Chartrand previously said words such as "persuasion" or "hush money" in reference to payments to the MMF are offensive and "race baiting."

At the MMF press conference Wednesday, Chartrand said Pallister was caught off guard by the board's resignation and made a miscalculation by linking the MMF agreement with the explanation for the board members' departure.

"He, I didn't think, ever expected this to happen from the board of Hydro. He didn't know how to respond," Chartrand said.

"He made a major error, a political error, here and he needed something else. He needed something else to send a message — 'these guys are the bad guys.' I'm not the bad guy."

'Buck stops' with Pallister: farmer

Jurgen Kohler — a farmer from Brunkild, Man., 45 kilometres southwest of Winnipeg — said Pallister's argument that the Hydro board members resigned because of his refusal to approve the MMF agreement proves that the corporation is controlled by politicians.

Kohler and about 100 other landowners have been trying to negotiate with Hydro for five years over expropriations for the Bipole III transmission line.
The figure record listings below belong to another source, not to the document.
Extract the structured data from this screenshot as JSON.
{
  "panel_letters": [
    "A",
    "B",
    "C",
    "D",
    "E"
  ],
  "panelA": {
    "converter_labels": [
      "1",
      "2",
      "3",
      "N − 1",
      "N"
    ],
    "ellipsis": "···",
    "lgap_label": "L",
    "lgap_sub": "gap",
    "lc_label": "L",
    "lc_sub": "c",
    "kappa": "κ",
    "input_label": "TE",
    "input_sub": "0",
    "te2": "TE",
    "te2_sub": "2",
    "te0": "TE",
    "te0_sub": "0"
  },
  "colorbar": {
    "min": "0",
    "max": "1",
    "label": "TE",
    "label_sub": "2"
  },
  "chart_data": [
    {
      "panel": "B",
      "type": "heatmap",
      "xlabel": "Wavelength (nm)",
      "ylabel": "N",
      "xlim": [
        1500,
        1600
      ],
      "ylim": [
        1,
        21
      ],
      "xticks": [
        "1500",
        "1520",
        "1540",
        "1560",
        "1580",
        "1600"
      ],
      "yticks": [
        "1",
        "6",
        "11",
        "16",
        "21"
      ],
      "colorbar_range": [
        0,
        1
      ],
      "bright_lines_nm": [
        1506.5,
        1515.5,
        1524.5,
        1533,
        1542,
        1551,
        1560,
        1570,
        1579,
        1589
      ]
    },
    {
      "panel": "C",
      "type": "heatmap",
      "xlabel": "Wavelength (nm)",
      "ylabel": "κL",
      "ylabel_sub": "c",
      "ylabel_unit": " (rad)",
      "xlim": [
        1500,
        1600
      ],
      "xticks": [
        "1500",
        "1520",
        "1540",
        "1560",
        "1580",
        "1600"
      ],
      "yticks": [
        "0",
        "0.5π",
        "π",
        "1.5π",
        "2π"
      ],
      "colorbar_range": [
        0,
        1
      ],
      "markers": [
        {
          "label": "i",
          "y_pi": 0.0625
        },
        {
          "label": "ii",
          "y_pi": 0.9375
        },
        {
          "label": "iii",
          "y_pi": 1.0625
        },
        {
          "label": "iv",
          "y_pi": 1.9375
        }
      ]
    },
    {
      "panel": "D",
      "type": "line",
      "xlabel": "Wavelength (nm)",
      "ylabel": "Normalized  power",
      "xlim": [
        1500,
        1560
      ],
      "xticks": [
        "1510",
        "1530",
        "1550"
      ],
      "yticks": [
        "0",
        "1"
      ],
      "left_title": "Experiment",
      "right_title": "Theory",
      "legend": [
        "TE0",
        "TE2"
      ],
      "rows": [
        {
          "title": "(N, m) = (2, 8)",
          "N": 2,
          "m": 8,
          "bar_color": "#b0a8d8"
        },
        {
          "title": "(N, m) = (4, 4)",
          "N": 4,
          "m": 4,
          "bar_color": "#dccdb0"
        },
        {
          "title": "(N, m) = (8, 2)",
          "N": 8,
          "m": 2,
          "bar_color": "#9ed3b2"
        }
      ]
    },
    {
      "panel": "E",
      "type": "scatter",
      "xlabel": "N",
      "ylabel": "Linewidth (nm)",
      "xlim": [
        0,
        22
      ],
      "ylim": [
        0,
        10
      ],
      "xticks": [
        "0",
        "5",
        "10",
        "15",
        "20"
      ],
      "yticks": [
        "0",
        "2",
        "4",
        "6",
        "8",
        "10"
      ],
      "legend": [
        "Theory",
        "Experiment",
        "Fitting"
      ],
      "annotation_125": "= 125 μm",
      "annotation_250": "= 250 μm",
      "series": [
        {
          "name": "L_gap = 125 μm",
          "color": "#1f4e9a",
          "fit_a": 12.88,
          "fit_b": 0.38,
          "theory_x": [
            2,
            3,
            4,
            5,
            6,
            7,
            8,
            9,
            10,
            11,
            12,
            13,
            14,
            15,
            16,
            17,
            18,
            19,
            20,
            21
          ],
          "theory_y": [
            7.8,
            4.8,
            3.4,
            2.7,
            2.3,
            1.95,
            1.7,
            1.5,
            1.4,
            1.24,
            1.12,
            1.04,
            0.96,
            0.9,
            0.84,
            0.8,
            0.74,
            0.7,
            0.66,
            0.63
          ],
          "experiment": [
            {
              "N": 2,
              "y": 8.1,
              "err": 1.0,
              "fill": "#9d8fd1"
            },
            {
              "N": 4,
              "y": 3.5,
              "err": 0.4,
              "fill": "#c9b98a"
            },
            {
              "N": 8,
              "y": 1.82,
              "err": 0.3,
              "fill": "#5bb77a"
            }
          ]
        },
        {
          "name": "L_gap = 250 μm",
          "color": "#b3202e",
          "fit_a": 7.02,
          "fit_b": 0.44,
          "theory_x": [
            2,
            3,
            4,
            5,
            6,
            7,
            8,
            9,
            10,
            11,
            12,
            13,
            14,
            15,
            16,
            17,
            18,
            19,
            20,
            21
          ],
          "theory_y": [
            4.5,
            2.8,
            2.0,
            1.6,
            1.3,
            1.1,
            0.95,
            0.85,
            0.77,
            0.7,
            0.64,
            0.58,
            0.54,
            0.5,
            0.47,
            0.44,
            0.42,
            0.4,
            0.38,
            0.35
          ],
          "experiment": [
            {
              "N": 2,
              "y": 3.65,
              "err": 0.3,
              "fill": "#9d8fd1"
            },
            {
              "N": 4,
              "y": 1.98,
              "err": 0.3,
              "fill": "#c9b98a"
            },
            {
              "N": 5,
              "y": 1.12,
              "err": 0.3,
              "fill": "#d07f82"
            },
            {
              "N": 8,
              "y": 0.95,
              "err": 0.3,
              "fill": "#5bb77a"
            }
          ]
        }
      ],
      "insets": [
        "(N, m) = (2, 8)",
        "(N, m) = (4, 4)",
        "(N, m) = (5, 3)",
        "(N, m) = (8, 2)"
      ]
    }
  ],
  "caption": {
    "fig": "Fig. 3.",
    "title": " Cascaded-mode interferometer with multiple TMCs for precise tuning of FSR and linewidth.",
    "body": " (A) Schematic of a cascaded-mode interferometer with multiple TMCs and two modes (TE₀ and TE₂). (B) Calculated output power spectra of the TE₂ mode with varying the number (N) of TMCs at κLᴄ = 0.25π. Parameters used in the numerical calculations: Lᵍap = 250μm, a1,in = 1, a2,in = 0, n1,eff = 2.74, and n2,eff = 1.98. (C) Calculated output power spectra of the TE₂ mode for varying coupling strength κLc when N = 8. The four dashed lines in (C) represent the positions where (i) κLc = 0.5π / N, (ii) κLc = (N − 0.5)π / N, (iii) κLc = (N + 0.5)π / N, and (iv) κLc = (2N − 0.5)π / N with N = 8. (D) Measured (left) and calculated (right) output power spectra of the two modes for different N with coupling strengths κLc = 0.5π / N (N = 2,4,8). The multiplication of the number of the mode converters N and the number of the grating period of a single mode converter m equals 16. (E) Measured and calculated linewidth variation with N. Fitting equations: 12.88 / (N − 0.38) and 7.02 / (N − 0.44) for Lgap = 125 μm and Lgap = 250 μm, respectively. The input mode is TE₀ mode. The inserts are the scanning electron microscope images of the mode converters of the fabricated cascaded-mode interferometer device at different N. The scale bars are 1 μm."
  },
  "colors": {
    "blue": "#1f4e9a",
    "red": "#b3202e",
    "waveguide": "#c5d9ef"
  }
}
Last summer, when he complained to then-Crown services minister Ron Schuler, he was told Hydro was independent.

Quashing the deal with the MMF contradicts that, he said.

"It clearly shows you that the buck stops with Brian Pallister because you can't tell me that it takes from July 2017 until last week to decide to object. Like, there is some disconnect here in the stories," he said.

Kohler and other landowners have sought to negotiate with Manitoba Hydro through legal representation from the Canadian Association of Energy and Pipeline Landowner Associations, but he says Hydro has refused to meet with their legal representatives.

"Our rights have been stripped to no end and we've lost a lot of landowners in our group because they've been targeted by Hydro," he said.